Wash the fruit just before assembling and make sure to handle it gently. Rinse the fruit very gently in a colander and then place onto a plate lined with paper towels to drain.
For the raspberries, make sure any water trapped inside is allowed to drain, as any excess water will lead to a soggy tart. Also be sure to remove any stems from the blueberries. If using smaller, wild strawberries, you can leave the stems on as they are soft enough to eat. This just makes for nicer presentation, but you can remove them if you prefer.
Step 6: Assembling the Tarts• 1 cup fresh strawberries
• 1 cup fresh blueberries (approx.)
• 1 cup fresh raspberries (approx.)
With a heavy whisk, whisk the pastry cream to completely smooth it out. It may be hard to whisk at first, but eventually it will become smooth.
Spoon a bit of the pastry cream into each shell. Use an offset spatula to spread it out evenly. Make sure not to fill the tarts more than two-thirds of the way up the sides.
Begin placing the fruit on top of the pastry cream. Start with some of the blueberries, then a few of the raspberries, followed by some of the strawberries. Fill in any holes with blueberries to ensure the entire surface is covered.
Once all of the tarts are filled with fruit, set them aside while you prepare the glaze.
Step 7: Preparing the Apricot Glaze• 1 cup apricot jam (or jelly)
• 2 tbsp water
To prepare the glaze, place the apricot jam into a small pot, add the water and stir to combine.
Bring it to a boil and then strain to remove any pieces of apricot. Straining the jam makes it easier to brush on and it also gives the finished tarts a more refined look.
Place the strained syrup back into a clean pot. When ready to glaze, bring it back to a quick boil, as hot glaze also makes it easier to achieve a thin coat. Once hot, remove from the heat and begin glazing the tarts.

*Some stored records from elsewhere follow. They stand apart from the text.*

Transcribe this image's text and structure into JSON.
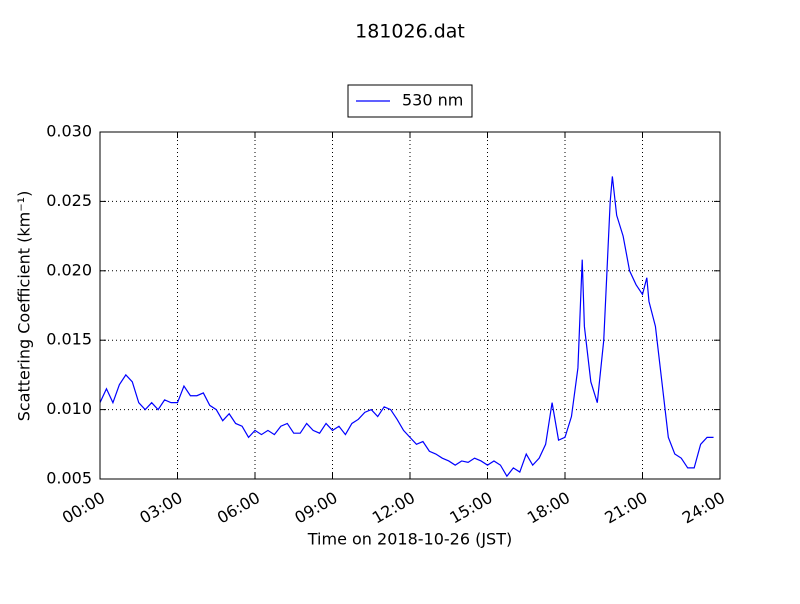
{
  "chart_data": {
    "type": "line",
    "title": "181026.dat",
    "xlabel": "Time on 2018-10-26 (JST)",
    "ylabel": "Scattering Coefficient (km⁻¹)",
    "x": [
      "00:00",
      "00:15",
      "00:30",
      "00:45",
      "01:00",
      "01:15",
      "01:30",
      "01:45",
      "02:00",
      "02:15",
      "02:30",
      "02:45",
      "03:00",
      "03:15",
      "03:30",
      "03:45",
      "04:00",
      "04:15",
      "04:30",
      "04:45",
      "05:00",
      "05:15",
      "05:30",
      "05:45",
      "06:00",
      "06:15",
      "06:30",
      "06:45",
      "07:00",
      "07:15",
      "07:30",
      "07:45",
      "08:00",
      "08:15",
      "08:30",
      "08:45",
      "09:00",
      "09:15",
      "09:30",
      "09:45",
      "10:00",
      "10:15",
      "10:30",
      "10:45",
      "11:00",
      "11:15",
      "11:30",
      "11:45",
      "12:00",
      "12:15",
      "12:30",
      "12:45",
      "13:00",
      "13:15",
      "13:30",
      "13:45",
      "14:00",
      "14:15",
      "14:30",
      "14:45",
      "15:00",
      "15:15",
      "15:30",
      "15:45",
      "16:00",
      "16:15",
      "16:30",
      "16:45",
      "17:00",
      "17:15",
      "17:30",
      "17:45",
      "18:00",
      "18:15",
      "18:30",
      "18:40",
      "18:45",
      "19:00",
      "19:15",
      "19:30",
      "19:45",
      "19:50",
      "20:00",
      "20:15",
      "20:30",
      "20:45",
      "21:00",
      "21:10",
      "21:15",
      "21:30",
      "21:45",
      "22:00",
      "22:15",
      "22:30",
      "22:45",
      "23:00",
      "23:15",
      "23:30",
      "23:45"
    ],
    "series": [
      {
        "name": "530 nm",
        "color": "#0000ff",
        "values": [
          0.0105,
          0.0115,
          0.0105,
          0.0118,
          0.0125,
          0.012,
          0.0105,
          0.01,
          0.0105,
          0.01,
          0.0107,
          0.0105,
          0.0105,
          0.0117,
          0.011,
          0.011,
          0.0112,
          0.0103,
          0.01,
          0.0092,
          0.0097,
          0.009,
          0.0088,
          0.008,
          0.0085,
          0.0082,
          0.0085,
          0.0082,
          0.0088,
          0.009,
          0.0083,
          0.0083,
          0.009,
          0.0085,
          0.0083,
          0.009,
          0.0085,
          0.0088,
          0.0082,
          0.009,
          0.0093,
          0.0098,
          0.01,
          0.0095,
          0.0102,
          0.01,
          0.0093,
          0.0085,
          0.008,
          0.0075,
          0.0077,
          0.007,
          0.0068,
          0.0065,
          0.0063,
          0.006,
          0.0063,
          0.0062,
          0.0065,
          0.0063,
          0.006,
          0.0063,
          0.006,
          0.0052,
          0.0058,
          0.0055,
          0.0068,
          0.006,
          0.0065,
          0.0075,
          0.0105,
          0.0078,
          0.008,
          0.0095,
          0.013,
          0.0208,
          0.016,
          0.012,
          0.0105,
          0.015,
          0.025,
          0.0268,
          0.024,
          0.0225,
          0.02,
          0.019,
          0.0183,
          0.0195,
          0.0178,
          0.016,
          0.012,
          0.008,
          0.0068,
          0.0065,
          0.0058,
          0.0058,
          0.0075,
          0.008,
          0.008
        ]
      }
    ],
    "xlim": [
      "00:00",
      "24:00"
    ],
    "xticks": [
      "00:00",
      "03:00",
      "06:00",
      "09:00",
      "12:00",
      "15:00",
      "18:00",
      "21:00",
      "24:00"
    ],
    "ylim": [
      0.005,
      0.03
    ],
    "yticks": [
      0.005,
      {
        "value": 0.01,
        "label": "0.010"
      },
      0.015,
      {
        "value": 0.02,
        "label": "0.020"
      },
      0.025,
      {
        "value": 0.03,
        "label": "0.030"
      }
    ],
    "grid": true,
    "legend": "top"
  }
}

Step 8: Finishing the Tarts
To finish the tarts, gently brush on the glaze, making sure they are evenly coated. Aside from making the tart look shiny and beautiful, the glaze helps to hold the fruit intact and protects it from the air.
Once done, remove the ring so the jam doesn’t firm up and stick to it. Be sure to remove the bottom of the tart pan as well.
As you’re applying the glaze, it may thicken as it cools, which will make it harder to apply. Simply place it back onto the heat and add a touch more water to thin it out. Basically, it should be thin enough and hot enough to easily coat the fruit.
Once done, refrigerate the tarts for at least 2 hours to give the pastry cream time to set. This is especially important if you are making a larger tart that will need to be cut into portions. These tarts will keep until the next day; however it’s best to make them and serve them on the same day for optimum freshness.
- by Kimberley Slobodian
- August 7, 2008
There is enough dough in this recipe to make two, large 9" -inch tarts or six to eight 4.5" -inch individual tarts. You can make these tarts as big or as small as you’d like. Keep in mind, however, larger tarts are challenging to cut and the presentation may not look as nice.
There is enough pastry cream to fill one, large 9" -inch tart, so if you’re making two large tarts, make sure to double the recipe above.
Any leftover dough can be stored in fridge for a few days or in the freezer for up to 1 month. Thaw in the refrigerator before shaping. Alternatively, you can line the tart shells with the dough and freeze them right in the pans (wrap tightly with plastic wrap). Bake them straight from the freezer whenever you want freshly-baked tarts. Keep in mind the baking times will be longer. If resting the tart shells on a tray in the freezer, it’s a good idea to transfer them to a room-temperature tray right before baking. This way, the heat won’t have to work its way through the tray before getting to the tarts.
Any type of berries can be used for this tart. It’s best to stay away from fruits that contain a lot of liquid (i.e. oranges, watermelon) or ones that discolor (i.e. apples).
If using apricot jelly, there is no need to strain it. Just mix with a bit of water and bring to a boil to create a thin, paint-like consistency.